Die Beschwerde wird abgewiesen.
2.
Es werden keine Verfahrenskosten erhoben.
3.
Für ihre anwaltlichen Bemühungen wird Rechtsanwältin Monika Paminger
Müller eine Entschädigung von Fr. 1'800. (inkl. MwSt.) ausgerichtet.
4.
Dieses Urteil geht an:
– die Beschwerdeführerin (Gerichtsurkunde)
– die Vorinstanz (gegen Empfangsbestätigung; Akten RefNr.

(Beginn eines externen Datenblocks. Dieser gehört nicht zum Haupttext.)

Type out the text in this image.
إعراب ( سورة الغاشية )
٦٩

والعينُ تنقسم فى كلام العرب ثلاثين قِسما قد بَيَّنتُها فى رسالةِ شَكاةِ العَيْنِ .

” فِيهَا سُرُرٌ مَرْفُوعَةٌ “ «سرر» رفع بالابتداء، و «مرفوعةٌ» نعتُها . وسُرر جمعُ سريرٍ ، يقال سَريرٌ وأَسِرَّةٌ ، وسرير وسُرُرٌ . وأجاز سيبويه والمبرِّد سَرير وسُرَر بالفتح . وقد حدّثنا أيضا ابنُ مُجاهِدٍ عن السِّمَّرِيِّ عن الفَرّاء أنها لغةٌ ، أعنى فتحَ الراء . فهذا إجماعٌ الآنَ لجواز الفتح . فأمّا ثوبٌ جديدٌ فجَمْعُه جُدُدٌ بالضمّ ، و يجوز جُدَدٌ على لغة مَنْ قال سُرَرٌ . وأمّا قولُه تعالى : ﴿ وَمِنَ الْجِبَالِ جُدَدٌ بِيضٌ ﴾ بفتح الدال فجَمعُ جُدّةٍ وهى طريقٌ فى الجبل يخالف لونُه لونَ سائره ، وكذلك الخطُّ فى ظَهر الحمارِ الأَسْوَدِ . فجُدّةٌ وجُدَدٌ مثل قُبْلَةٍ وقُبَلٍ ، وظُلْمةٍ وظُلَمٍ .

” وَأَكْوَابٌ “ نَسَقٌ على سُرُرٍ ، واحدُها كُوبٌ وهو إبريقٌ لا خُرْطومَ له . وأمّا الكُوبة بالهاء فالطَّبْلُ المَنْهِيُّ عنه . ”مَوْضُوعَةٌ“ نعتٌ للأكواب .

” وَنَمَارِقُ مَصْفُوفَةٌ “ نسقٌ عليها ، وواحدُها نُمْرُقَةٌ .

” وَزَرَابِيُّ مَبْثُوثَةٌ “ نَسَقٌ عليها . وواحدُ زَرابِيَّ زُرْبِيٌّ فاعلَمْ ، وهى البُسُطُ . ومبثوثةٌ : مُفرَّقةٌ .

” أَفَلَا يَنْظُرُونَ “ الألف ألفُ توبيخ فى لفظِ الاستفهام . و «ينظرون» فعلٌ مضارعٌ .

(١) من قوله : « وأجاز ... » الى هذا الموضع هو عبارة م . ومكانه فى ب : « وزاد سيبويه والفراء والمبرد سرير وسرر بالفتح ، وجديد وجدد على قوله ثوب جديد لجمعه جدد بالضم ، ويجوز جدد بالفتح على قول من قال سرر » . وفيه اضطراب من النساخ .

K 405
403 [einschliesslich der Akten des Bezirksgerichts Arbon] retour)
– das Amt für Handelsregister und Zivilstandswesen des Kantons
Thurgau (in Kopie)
Der vorsitzende Richter: Der Gerichtsschreiber:
Antonio Imoberdorf Daniel Grimm
Rechtsmittelbelehrung:
Gegen diesen Entscheid kann innert 30 Tagen nach Eröffnung beim
Bundesgericht, 1000 Lausanne 14, Beschwerde in öffentlichrechtlichen
Angelegenheiten geführt werden (Art. 82 ff., 90 ff. und 100 des
Bundesgerichtsgesetzes vom 17. Juni 2005 [BGG, SR 173.110]). Die
Rechtsschrift ist in einer Amtssprache abzufassen und hat die Begehren,
deren Begründung mit Angabe der Beweismittel und die Unterschrift zu
enthalten. Der angefochtene Entscheid und die Beweismittel sind, soweit
sie der Beschwerdeführer in Händen hat, beizulegen (Art. 42 BGG).